An Irishman, a Pole, a Russian and a Frenchman are all in a room. What language do they speak? This isn’t a riddle or a joke but what happened to me last week. You see I’m just back from spending eight days in the town of Nitra in Slovakia where I participated in the Somera Esperanto Studado (Summer Esperanto Study). So what is Esperanto like in practice? What is the Esperanto community like, what do Esperantists do when they meet and how does Esperanto function as a language?
I’ve discussed Esperanto twice before on the blog and have been properly studying it for the last five months. However, because the Esperanto community is so dispersed, I had almost no actual practice speaking it. So although my level of reading was decent, I struggled to string a few sentences together when I first arrived. Plus I was nervous about the fact that I knew absolutely no one who would be there and had never been to Slovakia before. This was my first introduction to the world of Esperanto so I didn’t know what to expect.
SES is basically the same as the Gaelthact but in Esperanto. Every morning we would have four hours of classroom study based on our ability (I was B1). In the afternoon there was a host of talks on various topics, games, dance lessons and general free time. In the evening there would be a concert by an Esperanto artist (though the first night we had a concert in traditional Slovakian music which was surprisingly similar to Irish music). We were all staying in college dorms and had our meals in the communal canteen (which was where I got to know everyone). There were also trips and excursions to nearby towns and historical areas.

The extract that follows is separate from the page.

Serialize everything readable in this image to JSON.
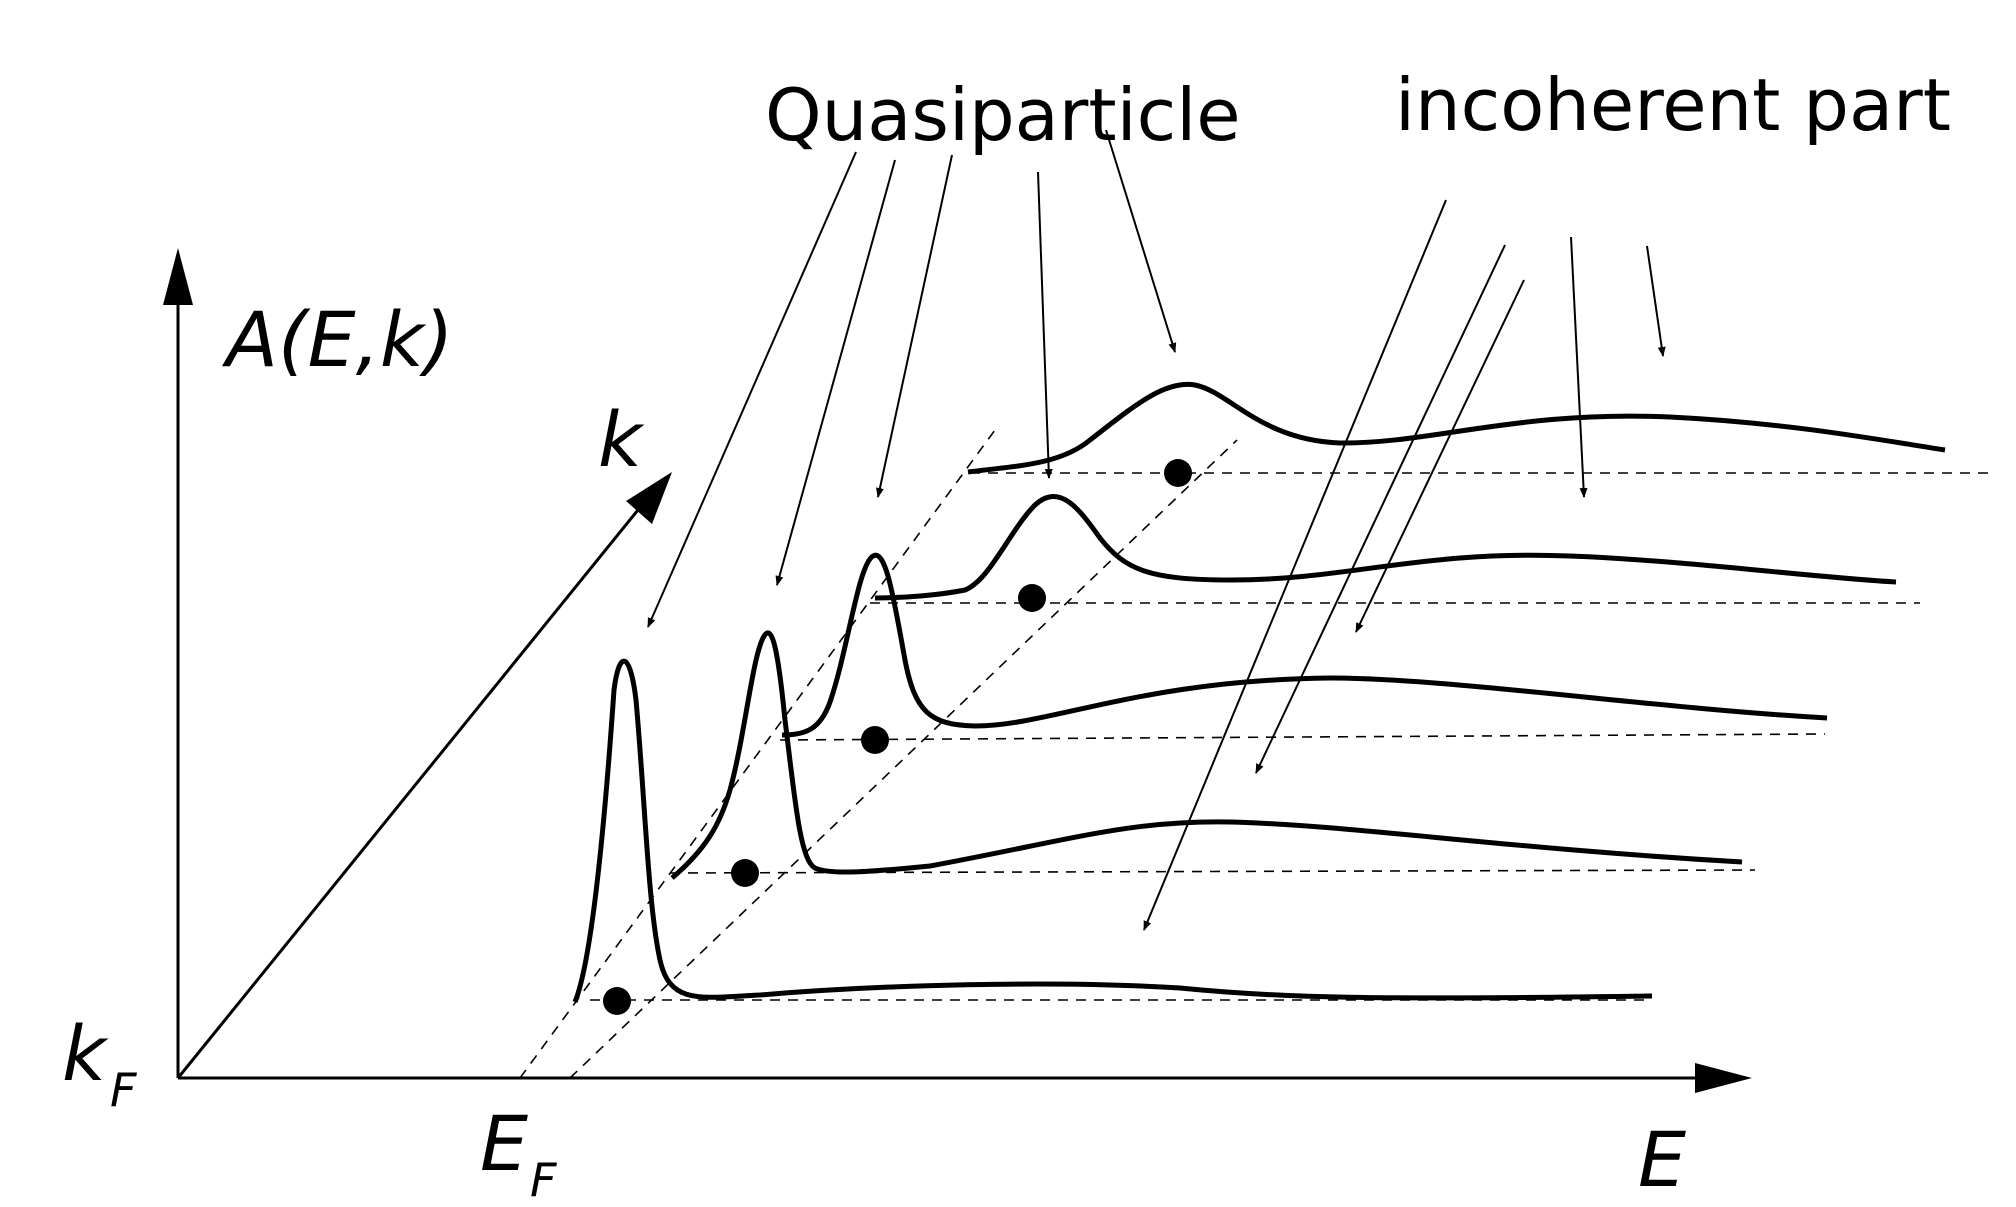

The first thing I noticed was how confident and natural the organisers were in their speech. On my first day I was blown away by advanced speakers rattling off Esperanto as rapidly as their native tongue. If anyone has any doubts as to whether Esperanto is a “real” language that properly functions, then I can tell you it certainly does. Conversations flowed as easily as a natural language and not as some hodgepodge that some people have the misconception of Esperanto as. It seemed perfectly normal for me to chat with friends, ask questions or discuss politics over a beer in Esperanto. What was also noticeable was how relaxed everyone was in their Esperanto. There was no need for speeches promoting Esperanto, no propaganda, no flag waving and I never even heard the Esperanto anthem. This wasn’t a political rally but just friends enjoying themselves.
Esperanto is more than just a language, it is also a culture. There were plenty of unique games and words such as krokodili, to speak your native language instead of Esperanto (which I am proud to say I rarely did). I got to meet denaskulo, people who speak Esperanto from birth. There were games like aligatejo, where you can’t speak either your native language or Esperanto. The Bamba is a popular song but there is also a game where a group of people link arms and dance in a circle around other dancers. Those in the circle then choose someone in the outside circle who they kiss and switch places with. There was also table tennis, card games, juggling lessons, dances classes (in the tango and swing among others), ukulele classes, singing and going to the bar. Esperantists like to party as much as the rest of us, but there was also the gufuejo, a mellow place open after the concerts where you could drink tea and peacefully chat with friends maybe while listening to relaxing music. Esperantujo is also very open to other cultures (particularly minority ones) and for the international evening (where people gave a display of their native culture) I sang two songs in Irish (the only time in my life I’ve had the nerve to sing onstage).
I had an amazing time. I’ll admit the first day or two were rough, when I couldn’t understand what people were saying and didn’t know anyone, but I soon realised that everyone was in the same boat. It was incredibly easy to make friends and I made some great ones. By the third day I was comfortable and used to speaking Esperanto and all I had to do was sit beside someone at a meal to become friends. There was an amazing mix of people from children, teenagers, students, parents, to the elderly and even a dog. There was more than 250 people from 28 countries and such was the level of mixing that it was rare to find many people from the same country in any group (the Russians and Germans being the exception). In fact advanced speakers don’t have much of an accent so it wasn’t obvious where they came from, which after all, didn’t matter.
I did notice one thing about learning styles. At first I was placed in a class that strongly reminded me of being in secondary school. The teacher discussed grammer rules on the board while we sat in silence and took notes. On the second day I changed to a different teacher (at the same level). She didn’t have a blackboard but would instead simply talk to us and have us talking the whole time. While I didn’t take any notes, instead I became much more comfortable with the language. Grammar rules and vocabulary lists can be done anytime, actual speech and confidence was something I needed much more work on. I think this is a lesson for how we teach languages in general. To much emphasis is placed on grammar and doing things exactly right and not enough on getting students engaged with the language and actually using it.
I had such a great time that I was actually very sad and lonely after I left (and still am a bit now). It still feels a bit strange to be speaking and writing in English now. I was so engrossed in Esperanto that returning to Ireland was like returning to a life I forgot I had. In fact it got to the point where I was automatically translating my thoughts into Esperanto. I miss the constant buzz and activity and always being around friends. I now truly feel like an Esperantist and am already looking at flights to Germany for JES at New Years. Ĝis la revido!